My use case is simple: read event logs from Pub/Sub subscription, parse them and save into BigQuery. Because the number of events is expected to grow significantly and I work with unbounded data source I decided to configure sharding in BigQuery: store events into daily tables based on timestamp from the event data (what is called "event time" in the Beam documentation).
The question I have is do I need to configure windowing in my case or I can just leave the default configuration which implicitly uses global window?

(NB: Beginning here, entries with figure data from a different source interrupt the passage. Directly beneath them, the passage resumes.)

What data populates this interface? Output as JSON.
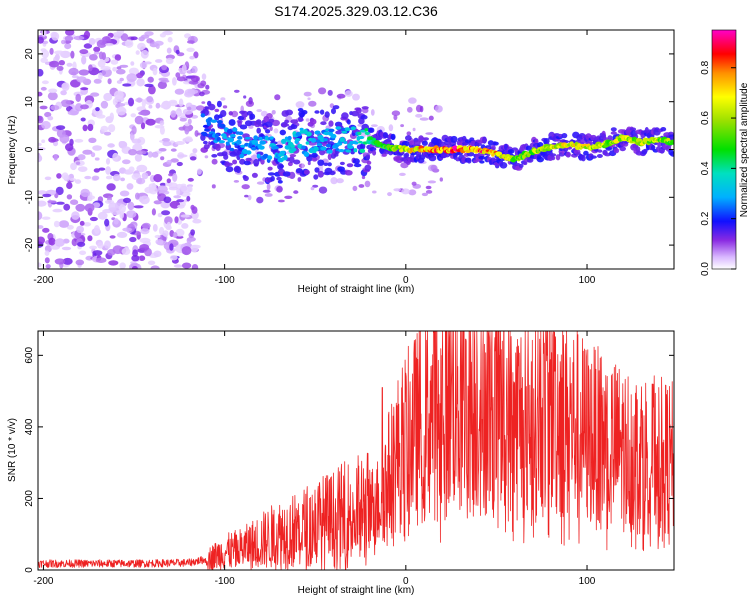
{
  "figure_title": "S174.2025.329.03.12.C36",
  "chart_data": [
    {
      "type": "heatmap",
      "name": "spectrogram",
      "xlabel": "Height of straight line (km)",
      "ylabel": "Frequency (Hz)",
      "xlim": [
        -203,
        148
      ],
      "ylim": [
        -25,
        25
      ],
      "xticks": [
        -200,
        -100,
        0,
        100
      ],
      "yticks": [
        -20,
        -10,
        0,
        10,
        20
      ],
      "colorbar": {
        "label": "Normalized spectral amplitude",
        "range": [
          0,
          0.95
        ],
        "ticks": [
          0.0,
          0.2,
          0.4,
          0.6,
          0.8
        ],
        "tick_labels": [
          "0.0",
          "0.2",
          "0.4",
          "0.6",
          "0.8"
        ]
      },
      "noise_region_km": [
        -203,
        -115
      ],
      "ridge": {
        "x": [
          -112,
          -100,
          -90,
          -80,
          -70,
          -60,
          -50,
          -40,
          -30,
          -20,
          -10,
          0,
          10,
          20,
          30,
          40,
          50,
          55,
          60,
          70,
          80,
          90,
          100,
          110,
          120,
          130,
          140,
          148
        ],
        "y": [
          5,
          3,
          1,
          0,
          0,
          2,
          1,
          2,
          2,
          2,
          0.5,
          0,
          0,
          0,
          0,
          0,
          -1,
          -1.5,
          -2,
          -0.5,
          0.5,
          1,
          0.5,
          1,
          2.5,
          1.5,
          2,
          1.5
        ],
        "amp": [
          0.25,
          0.3,
          0.3,
          0.3,
          0.35,
          0.35,
          0.35,
          0.3,
          0.35,
          0.45,
          0.55,
          0.7,
          0.85,
          0.9,
          0.92,
          0.9,
          0.8,
          0.7,
          0.6,
          0.65,
          0.7,
          0.75,
          0.7,
          0.65,
          0.7,
          0.7,
          0.65,
          0.6
        ]
      }
    },
    {
      "type": "line",
      "name": "snr",
      "xlabel": "Height of straight line (km)",
      "ylabel": "SNR (10 * v/v)",
      "xlim": [
        -203,
        148
      ],
      "ylim": [
        0,
        668
      ],
      "xticks": [
        -200,
        -100,
        0,
        100
      ],
      "yticks": [
        0,
        200,
        400,
        600
      ],
      "color": "#ee2222",
      "envelope": {
        "x": [
          -203,
          -150,
          -120,
          -110,
          -100,
          -90,
          -80,
          -70,
          -60,
          -50,
          -40,
          -30,
          -20,
          -15,
          -10,
          -5,
          0,
          10,
          20,
          30,
          40,
          50,
          60,
          70,
          80,
          90,
          100,
          110,
          120,
          130,
          140,
          148
        ],
        "y": [
          18,
          18,
          20,
          30,
          50,
          60,
          80,
          100,
          110,
          130,
          140,
          160,
          170,
          190,
          260,
          320,
          360,
          420,
          480,
          500,
          490,
          460,
          420,
          440,
          460,
          420,
          380,
          360,
          340,
          330,
          320,
          310
        ]
      },
      "peaks": [
        {
          "x": 33,
          "y": 645
        },
        {
          "x": 82,
          "y": 665
        },
        {
          "x": 52,
          "y": 600
        },
        {
          "x": 78,
          "y": 600
        },
        {
          "x": 136,
          "y": 520
        },
        {
          "x": -13,
          "y": 510
        }
      ]
    }
  ]
}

The reason I'm asking is because most of the examples of BigQuery sharding I found assume usage of windowing configuration. But in my case, since I'm not using any grouping operations as GroupByKey and Combine, looks like I should be just fine without any windowing configuration. Or are there any reasons for me to use windowing anyway, maybe it affects how BigQueryIO performs for example?
The way I do sharding now is below.
static class TableNamingFn implements SerializableFunction<ValueInSingleWindow<TableRow>, TableDestination> {
@Override
public TableDestination apply(ValueInSingleWindow<TableRow> input) {
DateTimeFormatter formatter = DateTimeFormat.forPattern("yyyyMMdd").withZone(DateTimeZone.UTC);
TableReference reference = new TableReference();
reference.setProjectId("test-project");
reference.setDatasetId("event_log");
DateTime timestamp = new DateTime(input.getValue().get("event_timestamp"), DateTimeZone.UTC);
reference.setTableId("events_" + formatter.print(timestamp));
return new TableDestination(reference, null);
}
}
// And then
eventRows.apply("BigQueryWrite", BigQueryIO.writeTableRows()
.to(new TableNamingFn())
.withSchema(EventSchema)
.withCreateDisposition(BigQueryIO.Write.CreateDisposition.CREATE_IF_NEEDED)
.withWriteDisposition(BigQueryIO.Write.WriteDisposition.WRITE_APPEND));